Bugreport and die Psychiatrie bezüglich Schizophrenie und Drogen

Dieser Artikel soll Leuten helfen welche die selben Erfahrungen gemacht haben wie ich.

Es waren einmal drei kleine Herren in einer kleinen Kleinstadt, welche harte Drogen konsumiert haben und sich für Mentale Prozesse interessiert haben. Die drei haben damals beschlossen mit einem Gleichaltrigen der sich nicht für Mentale Prozesse interessier Experimente zu machen. Diese genossen das Experiment, doch es lief schief, da ich ein massives psychisches Problem mit meiner Sexualität, bzw. meiner nicht vorhandenen Sexualität hatte. Dieses Gebiet hat die drei besonders interessiert. Ihre Sessions haben sie jeweils gemacht wenn ich unter Drogen gesetzt worden war. Der eine oder Andere wird jetzt sagen, das ist ja genau das was in den 50ern im Projekt #MKULTRA des #CIA’s gemacht wurde, nur einfach durch ungeschultes Personal, und ja, das ist in etwa das. Man kann das so erklären, dass das Gehirn unter Drogen die vermehrt Dopamin ausschütten aufnahmefähiger ist, mehr reize verarbeitet und die behandelten Themen danach durch das Gehirn auch im normalen Leben stärker gewichtet werden.
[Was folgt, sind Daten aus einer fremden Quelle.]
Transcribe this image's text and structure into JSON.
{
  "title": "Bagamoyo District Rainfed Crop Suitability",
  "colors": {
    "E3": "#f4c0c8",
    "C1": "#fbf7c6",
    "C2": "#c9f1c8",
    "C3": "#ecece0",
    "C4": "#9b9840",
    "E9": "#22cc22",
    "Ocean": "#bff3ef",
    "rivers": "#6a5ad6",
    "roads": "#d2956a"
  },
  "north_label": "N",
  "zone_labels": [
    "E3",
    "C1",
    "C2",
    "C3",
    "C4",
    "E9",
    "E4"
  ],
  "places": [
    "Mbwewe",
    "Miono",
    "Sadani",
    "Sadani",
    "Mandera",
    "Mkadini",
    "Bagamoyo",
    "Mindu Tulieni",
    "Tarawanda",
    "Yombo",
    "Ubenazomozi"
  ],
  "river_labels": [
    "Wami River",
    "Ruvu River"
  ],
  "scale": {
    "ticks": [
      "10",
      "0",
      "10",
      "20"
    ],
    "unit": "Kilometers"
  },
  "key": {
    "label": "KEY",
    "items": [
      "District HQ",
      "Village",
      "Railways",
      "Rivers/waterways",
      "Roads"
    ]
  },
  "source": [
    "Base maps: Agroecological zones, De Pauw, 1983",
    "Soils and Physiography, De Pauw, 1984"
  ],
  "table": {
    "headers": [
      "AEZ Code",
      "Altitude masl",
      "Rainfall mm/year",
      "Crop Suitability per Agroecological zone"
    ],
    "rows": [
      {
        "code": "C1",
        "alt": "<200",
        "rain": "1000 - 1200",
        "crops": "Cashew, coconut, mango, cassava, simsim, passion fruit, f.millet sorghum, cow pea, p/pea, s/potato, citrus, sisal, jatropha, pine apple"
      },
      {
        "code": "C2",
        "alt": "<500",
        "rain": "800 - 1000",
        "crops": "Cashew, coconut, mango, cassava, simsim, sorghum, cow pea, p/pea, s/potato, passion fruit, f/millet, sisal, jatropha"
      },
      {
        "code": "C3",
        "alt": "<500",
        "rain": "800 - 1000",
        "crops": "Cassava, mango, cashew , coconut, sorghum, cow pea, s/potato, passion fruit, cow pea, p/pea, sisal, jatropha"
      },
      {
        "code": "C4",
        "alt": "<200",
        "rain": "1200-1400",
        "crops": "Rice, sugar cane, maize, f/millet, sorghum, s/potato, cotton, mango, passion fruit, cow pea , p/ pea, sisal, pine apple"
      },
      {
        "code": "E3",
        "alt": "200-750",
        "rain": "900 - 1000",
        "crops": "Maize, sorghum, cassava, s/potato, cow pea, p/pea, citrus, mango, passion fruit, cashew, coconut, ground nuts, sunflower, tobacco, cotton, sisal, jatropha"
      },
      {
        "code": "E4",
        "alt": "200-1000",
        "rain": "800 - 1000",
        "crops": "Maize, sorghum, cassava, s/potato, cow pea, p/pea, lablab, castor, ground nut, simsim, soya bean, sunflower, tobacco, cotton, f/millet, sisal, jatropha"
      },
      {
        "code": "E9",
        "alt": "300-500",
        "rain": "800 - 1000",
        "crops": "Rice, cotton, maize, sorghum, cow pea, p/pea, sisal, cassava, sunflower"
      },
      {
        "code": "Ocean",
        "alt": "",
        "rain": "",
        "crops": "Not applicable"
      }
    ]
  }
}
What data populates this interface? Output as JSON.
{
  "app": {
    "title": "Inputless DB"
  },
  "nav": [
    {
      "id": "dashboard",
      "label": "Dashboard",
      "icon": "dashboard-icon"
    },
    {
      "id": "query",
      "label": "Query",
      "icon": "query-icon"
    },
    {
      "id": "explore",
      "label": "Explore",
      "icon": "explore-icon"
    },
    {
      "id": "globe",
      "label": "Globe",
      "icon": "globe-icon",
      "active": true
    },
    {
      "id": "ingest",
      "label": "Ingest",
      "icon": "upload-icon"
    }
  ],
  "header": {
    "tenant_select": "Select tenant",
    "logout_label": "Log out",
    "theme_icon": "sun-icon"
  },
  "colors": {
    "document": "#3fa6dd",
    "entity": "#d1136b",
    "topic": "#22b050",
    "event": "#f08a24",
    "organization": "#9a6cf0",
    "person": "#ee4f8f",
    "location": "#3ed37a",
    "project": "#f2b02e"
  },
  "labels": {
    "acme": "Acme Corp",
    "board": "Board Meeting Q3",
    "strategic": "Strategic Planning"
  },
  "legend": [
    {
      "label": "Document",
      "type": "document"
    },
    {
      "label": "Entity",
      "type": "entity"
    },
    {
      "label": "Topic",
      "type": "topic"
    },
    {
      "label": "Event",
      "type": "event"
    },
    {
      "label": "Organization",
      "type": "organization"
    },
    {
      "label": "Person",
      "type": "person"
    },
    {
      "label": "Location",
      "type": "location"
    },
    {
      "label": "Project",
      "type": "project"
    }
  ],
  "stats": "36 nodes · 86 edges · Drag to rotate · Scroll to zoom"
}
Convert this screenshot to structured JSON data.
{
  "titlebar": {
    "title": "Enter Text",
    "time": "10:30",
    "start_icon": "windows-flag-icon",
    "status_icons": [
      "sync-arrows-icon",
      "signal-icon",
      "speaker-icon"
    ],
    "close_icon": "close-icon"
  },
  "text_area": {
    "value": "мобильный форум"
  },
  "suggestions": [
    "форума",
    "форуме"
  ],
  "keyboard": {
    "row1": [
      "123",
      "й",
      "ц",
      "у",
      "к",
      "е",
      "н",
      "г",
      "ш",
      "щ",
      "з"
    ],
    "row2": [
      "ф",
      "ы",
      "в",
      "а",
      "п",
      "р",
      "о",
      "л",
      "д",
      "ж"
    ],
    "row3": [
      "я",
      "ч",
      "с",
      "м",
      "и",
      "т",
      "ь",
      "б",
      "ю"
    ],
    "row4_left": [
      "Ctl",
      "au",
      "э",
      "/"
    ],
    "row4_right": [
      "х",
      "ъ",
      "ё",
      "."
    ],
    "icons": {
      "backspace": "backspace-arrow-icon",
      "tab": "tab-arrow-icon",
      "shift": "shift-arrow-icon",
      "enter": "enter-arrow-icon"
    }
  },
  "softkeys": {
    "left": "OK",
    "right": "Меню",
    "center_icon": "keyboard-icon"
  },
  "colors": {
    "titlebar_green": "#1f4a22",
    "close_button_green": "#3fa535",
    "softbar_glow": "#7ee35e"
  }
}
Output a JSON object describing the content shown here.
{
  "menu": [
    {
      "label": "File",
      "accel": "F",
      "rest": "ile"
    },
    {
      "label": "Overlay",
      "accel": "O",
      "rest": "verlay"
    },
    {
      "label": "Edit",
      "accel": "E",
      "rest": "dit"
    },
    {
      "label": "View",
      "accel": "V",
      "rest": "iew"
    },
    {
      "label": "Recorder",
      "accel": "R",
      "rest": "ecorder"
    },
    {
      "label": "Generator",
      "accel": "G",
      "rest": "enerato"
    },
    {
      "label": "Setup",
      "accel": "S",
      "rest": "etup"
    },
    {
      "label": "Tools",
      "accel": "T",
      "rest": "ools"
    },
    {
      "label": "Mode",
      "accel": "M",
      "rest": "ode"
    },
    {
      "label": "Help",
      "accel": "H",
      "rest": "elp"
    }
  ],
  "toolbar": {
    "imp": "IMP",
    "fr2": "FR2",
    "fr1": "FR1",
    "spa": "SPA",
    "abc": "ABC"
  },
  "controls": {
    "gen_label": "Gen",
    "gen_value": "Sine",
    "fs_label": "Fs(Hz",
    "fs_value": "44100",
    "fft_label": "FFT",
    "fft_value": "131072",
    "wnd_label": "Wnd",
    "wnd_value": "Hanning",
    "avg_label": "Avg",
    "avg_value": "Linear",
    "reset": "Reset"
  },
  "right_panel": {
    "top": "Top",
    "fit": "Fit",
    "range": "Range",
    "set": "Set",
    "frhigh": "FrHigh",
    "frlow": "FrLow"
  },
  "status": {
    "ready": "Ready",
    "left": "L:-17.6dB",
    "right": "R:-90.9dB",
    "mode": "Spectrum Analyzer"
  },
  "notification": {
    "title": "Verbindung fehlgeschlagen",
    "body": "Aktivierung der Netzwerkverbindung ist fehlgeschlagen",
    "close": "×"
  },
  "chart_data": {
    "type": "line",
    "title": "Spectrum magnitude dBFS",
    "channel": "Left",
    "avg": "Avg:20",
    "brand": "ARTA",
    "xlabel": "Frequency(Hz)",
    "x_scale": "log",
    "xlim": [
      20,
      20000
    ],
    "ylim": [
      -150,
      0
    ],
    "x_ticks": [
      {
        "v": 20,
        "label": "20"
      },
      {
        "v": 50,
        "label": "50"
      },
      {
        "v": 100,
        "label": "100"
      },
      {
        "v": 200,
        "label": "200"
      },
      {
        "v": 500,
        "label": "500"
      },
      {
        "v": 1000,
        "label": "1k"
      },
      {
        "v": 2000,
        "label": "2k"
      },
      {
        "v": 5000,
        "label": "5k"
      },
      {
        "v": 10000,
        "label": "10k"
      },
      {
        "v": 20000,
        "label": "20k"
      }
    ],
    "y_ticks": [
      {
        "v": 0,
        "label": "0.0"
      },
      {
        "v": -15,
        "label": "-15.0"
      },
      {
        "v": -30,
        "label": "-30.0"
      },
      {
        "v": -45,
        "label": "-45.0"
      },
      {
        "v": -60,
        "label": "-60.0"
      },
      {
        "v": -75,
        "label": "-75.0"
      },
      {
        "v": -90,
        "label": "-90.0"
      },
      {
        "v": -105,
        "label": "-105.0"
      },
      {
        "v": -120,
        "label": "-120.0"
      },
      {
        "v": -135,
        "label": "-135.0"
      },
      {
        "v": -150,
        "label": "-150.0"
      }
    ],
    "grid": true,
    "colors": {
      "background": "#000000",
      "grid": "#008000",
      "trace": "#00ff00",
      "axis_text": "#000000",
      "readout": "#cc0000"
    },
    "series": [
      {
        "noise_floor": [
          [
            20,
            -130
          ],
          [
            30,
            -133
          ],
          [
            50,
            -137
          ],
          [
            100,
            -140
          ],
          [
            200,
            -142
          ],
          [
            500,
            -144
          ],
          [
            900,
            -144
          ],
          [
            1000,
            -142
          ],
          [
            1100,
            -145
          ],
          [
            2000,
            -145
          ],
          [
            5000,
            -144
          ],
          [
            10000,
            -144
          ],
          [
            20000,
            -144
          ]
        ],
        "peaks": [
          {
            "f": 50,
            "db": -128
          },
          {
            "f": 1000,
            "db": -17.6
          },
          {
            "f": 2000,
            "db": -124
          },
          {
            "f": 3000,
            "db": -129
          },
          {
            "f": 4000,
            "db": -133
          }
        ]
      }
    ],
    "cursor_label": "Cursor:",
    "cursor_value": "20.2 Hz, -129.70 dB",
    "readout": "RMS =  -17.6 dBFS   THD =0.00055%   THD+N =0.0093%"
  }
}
Dies ist insbesondere bei Themen die einem sonst schon belasten eher kontraproduktiv. Kurz nach diesen Sessions mit diesen drei Herren folgte mein erster Selbstmordversuch. Danach wollten die drei keinen Kontakt mehr zu mir, das Vermeidungsverhalten von «Kindern» die was ausgefressen haben. Ich hab das auch den Behörden aus der selben kleinen Kleinstadt gemeldet, dies ist sauber dokumentiert, ich wurde abgewisen.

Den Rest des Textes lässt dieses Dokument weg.